Confira as aplicações que poderão ter imposto com a reforma tributária

Os sinais são de que a proposta de reforma tributária avança aos poucos. Pelo menos nos estudos do governo e nas negociações da equipe econômica com as lideranças do Congresso, tendo à frente o presidente da Câmara, deputado Arthur Lira. A ampla reformulação tributária que a equipe econômica parece pretender apresentar de forma fatiada incluiria, em uma das propostas, mudanças nas regras de imposto de renda para pessoas jurídicas e físicas.

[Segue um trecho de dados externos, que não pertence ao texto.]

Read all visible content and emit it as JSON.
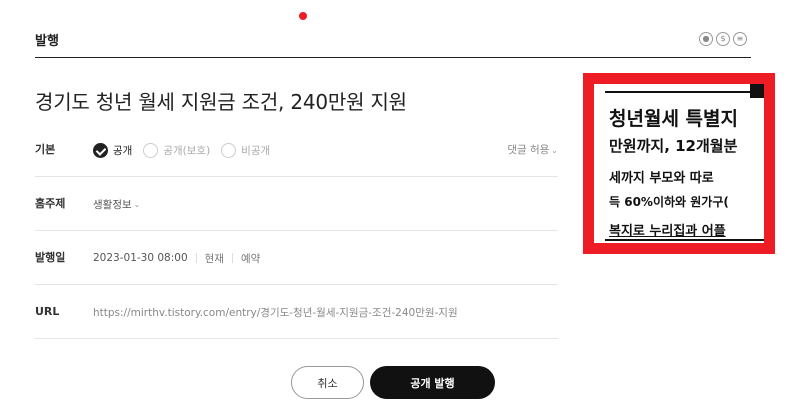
{
  "header": {
    "title": "발행",
    "icons": [
      "accessibility-icon",
      "no-ads-icon",
      "menu-icon"
    ]
  },
  "post": {
    "title": "경기도 청년 월세 지원금 조건, 240만원 지원"
  },
  "rows": {
    "basic": {
      "label": "기본",
      "options": [
        {
          "label": "공개",
          "checked": true
        },
        {
          "label": "공개(보호)",
          "checked": false
        },
        {
          "label": "비공개",
          "checked": false
        }
      ],
      "comment_label": "댓글 허용"
    },
    "topic": {
      "label": "홈주제",
      "value": "생활정보"
    },
    "date": {
      "label": "발행일",
      "value": "2023-01-30 08:00",
      "now": "현재",
      "reserve": "예약"
    },
    "url": {
      "label": "URL",
      "value": "https://mirthv.tistory.com/entry/경기도-청년-월세-지원금-조건-240만원-지원"
    }
  },
  "buttons": {
    "cancel": "취소",
    "publish": "공개 발행"
  },
  "thumbnail": {
    "lines": [
      "청년월세 특별지",
      "만원까지, 12개월분",
      "세까지 부모와 따로",
      "득 60%이하와 원가구(",
      "복지로 누리집과 어플"
    ]
  },
  "colors": {
    "accent": "#ee1c25",
    "primary_button": "#111111"
  }
}
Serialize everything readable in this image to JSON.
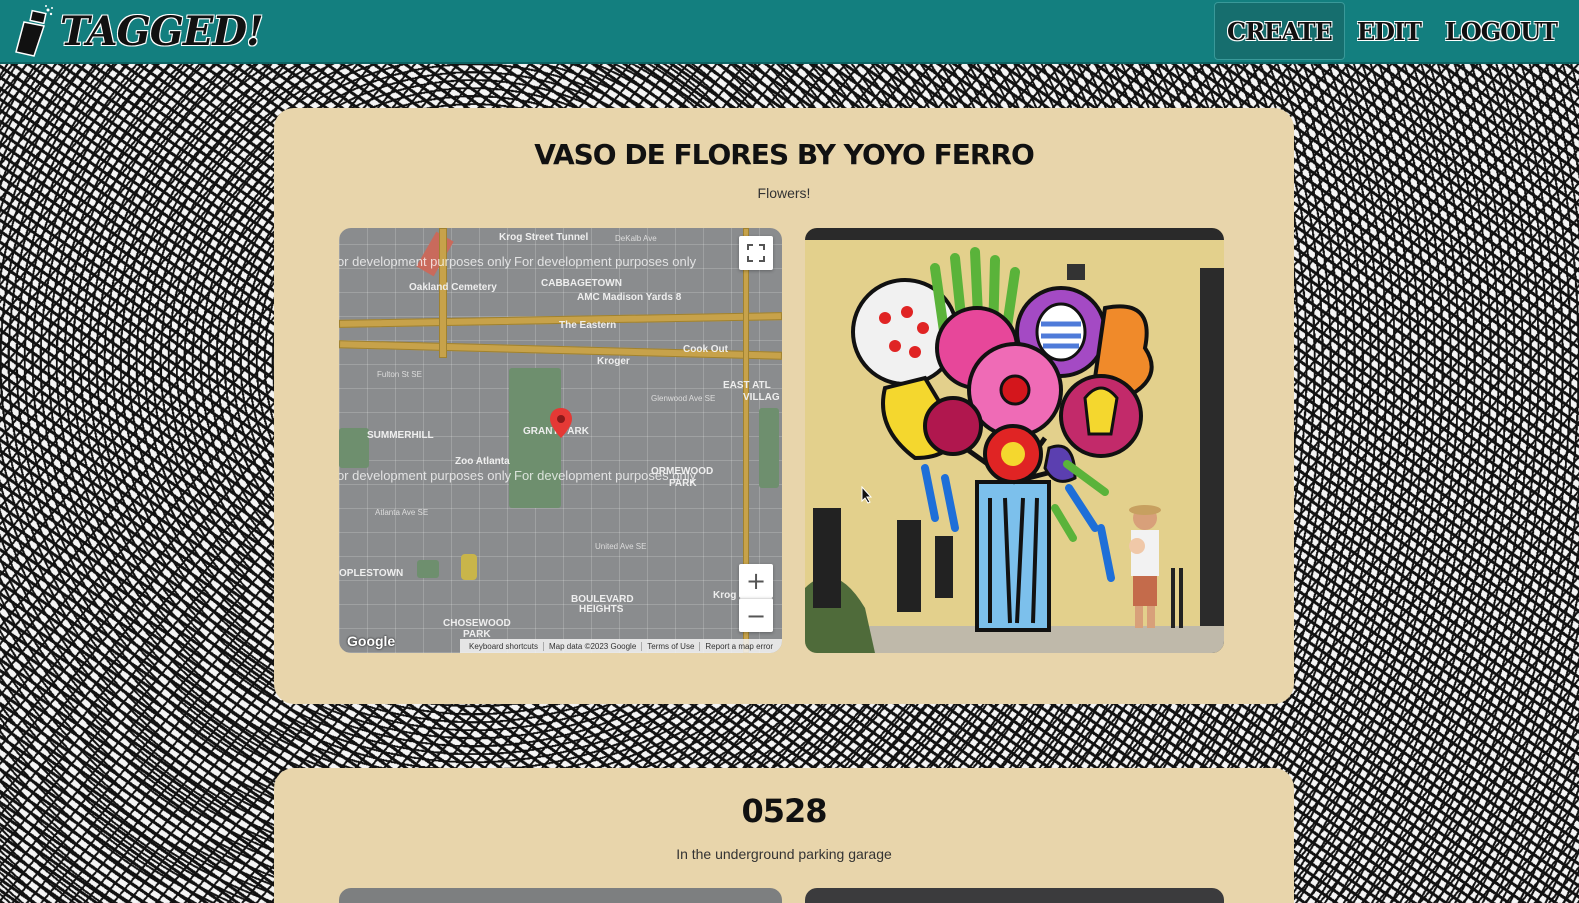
{
  "navbar": {
    "brand": "TAGGED!",
    "links": [
      {
        "label": "CREATE",
        "active": true
      },
      {
        "label": "EDIT",
        "active": false
      },
      {
        "label": "LOGOUT",
        "active": false
      }
    ],
    "background": "#137f7f"
  },
  "posts": [
    {
      "title": "VASO DE FLORES BY YOYO FERRO",
      "description": "Flowers!",
      "map": {
        "watermark": "For development purposes only",
        "labels": {
          "krog": "Krog Street Tunnel",
          "dekalb": "DeKalb Ave",
          "oakland": "Oakland Cemetery",
          "cabbagetown": "CABBAGETOWN",
          "amc": "AMC Madison Yards 8",
          "eastern": "The Eastern",
          "cookout": "Cook Out",
          "kroger": "Kroger",
          "eastatl": "EAST ATL",
          "villag": "VILLAG",
          "fulton": "Fulton St SE",
          "glenwood": "Glenwood Ave SE",
          "summerhill": "SUMMERHILL",
          "grantpark": "GRANT PARK",
          "zoo": "Zoo Atlanta",
          "ormewood": "ORMEWOOD",
          "park": "PARK",
          "atlanta_ave": "Atlanta Ave SE",
          "peoplestown": "OPLESTOWN",
          "boulevard": "BOULEVARD",
          "heights": "HEIGHTS",
          "chosewood": "CHOSEWOOD",
          "chosewood_park": "PARK",
          "united": "United Ave SE",
          "krog2": "Krog"
        },
        "footer": [
          "Keyboard shortcuts",
          "Map data ©2023 Google",
          "Terms of Use",
          "Report a map error"
        ],
        "logo": "Google",
        "zoom_in": "+",
        "zoom_out": "−",
        "fullscreen_icon": "fullscreen-icon"
      },
      "photo": {
        "alt_icon": "mural-photo"
      }
    },
    {
      "title": "0528",
      "description": "In the underground parking garage"
    }
  ]
}
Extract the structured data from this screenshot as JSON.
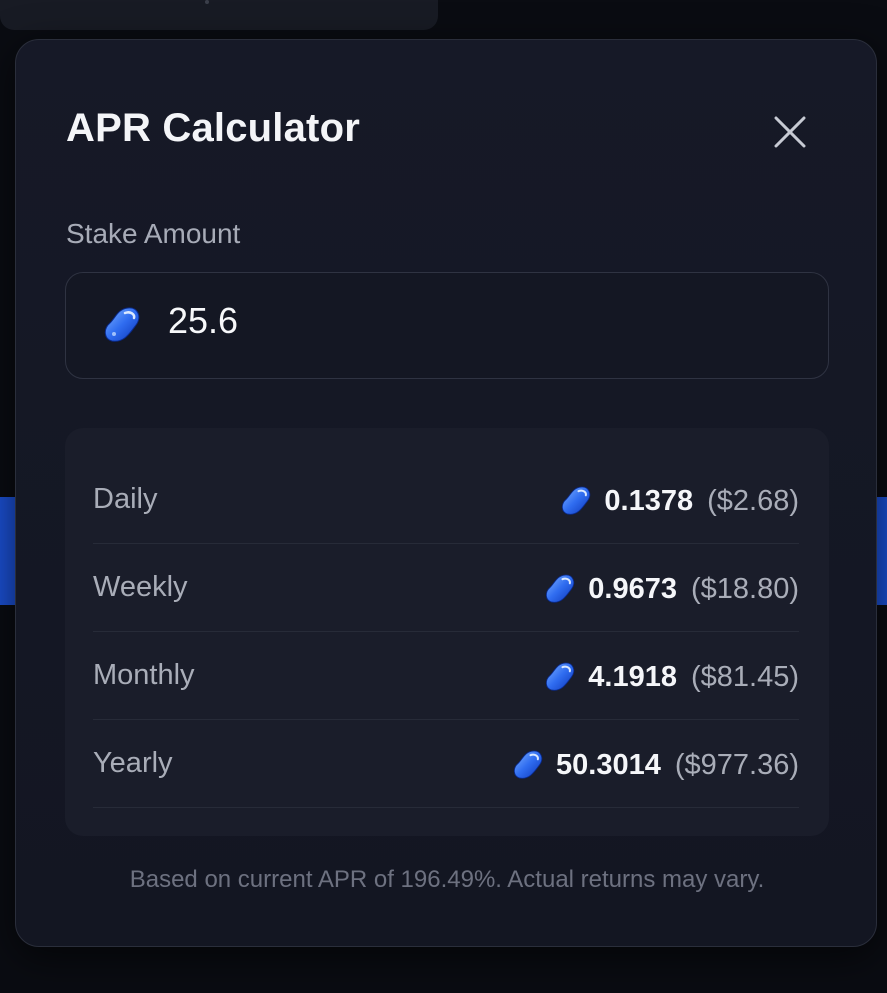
{
  "modal": {
    "title": "APR Calculator",
    "close_icon": "close-icon",
    "stake": {
      "label": "Stake Amount",
      "value": "25.6",
      "token_icon": "jellybean-token-icon"
    },
    "rows": [
      {
        "label": "Daily",
        "amount": "0.1378",
        "usd": "($2.68)"
      },
      {
        "label": "Weekly",
        "amount": "0.9673",
        "usd": "($18.80)"
      },
      {
        "label": "Monthly",
        "amount": "4.1918",
        "usd": "($81.45)"
      },
      {
        "label": "Yearly",
        "amount": "50.3014",
        "usd": "($977.36)"
      }
    ],
    "footnote": "Based on current APR of 196.49%. Actual returns may vary."
  },
  "colors": {
    "accent_blue": "#1b4fd1",
    "token_blue": "#2f6cf0",
    "modal_bg": "#161927"
  }
}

Na área de empresas, a principal alteração prevê a unificação do PIS-Cofins em torno da Contribuição sobre Bens e Serviços (CBS).

Para as pessoas físicas, as alterações em estudo preveem mudanças no setor de investimentos financeiros. Além de mudança no sistema de tributação antecipada dos fundos de investimento, o come-cotas, que passaria a ter cobrança uma vez por ano em vez de duas, o ministro Paulo Guedes sinalizou que as negociações políticas podem tirar a isenção de imposto de renda de alguns papéis que hoje não estão sujeitos ao imposto.

Por enquanto são apenas ideias em estudo e fazem parte dos entendimentos com o Congresso. Mas se a proposta avançar podem perder a isenção aplicações que contam hoje com benefício fiscal, como os Certificados de Recebíveis Imobiliários (CRIs) e os Certificados de Recebíveis do Agronegócio (CRAs). E possivelmente também letras, como as Letras de Crédito Imobiliário (LCIs) e de Agronegócio (LCAs).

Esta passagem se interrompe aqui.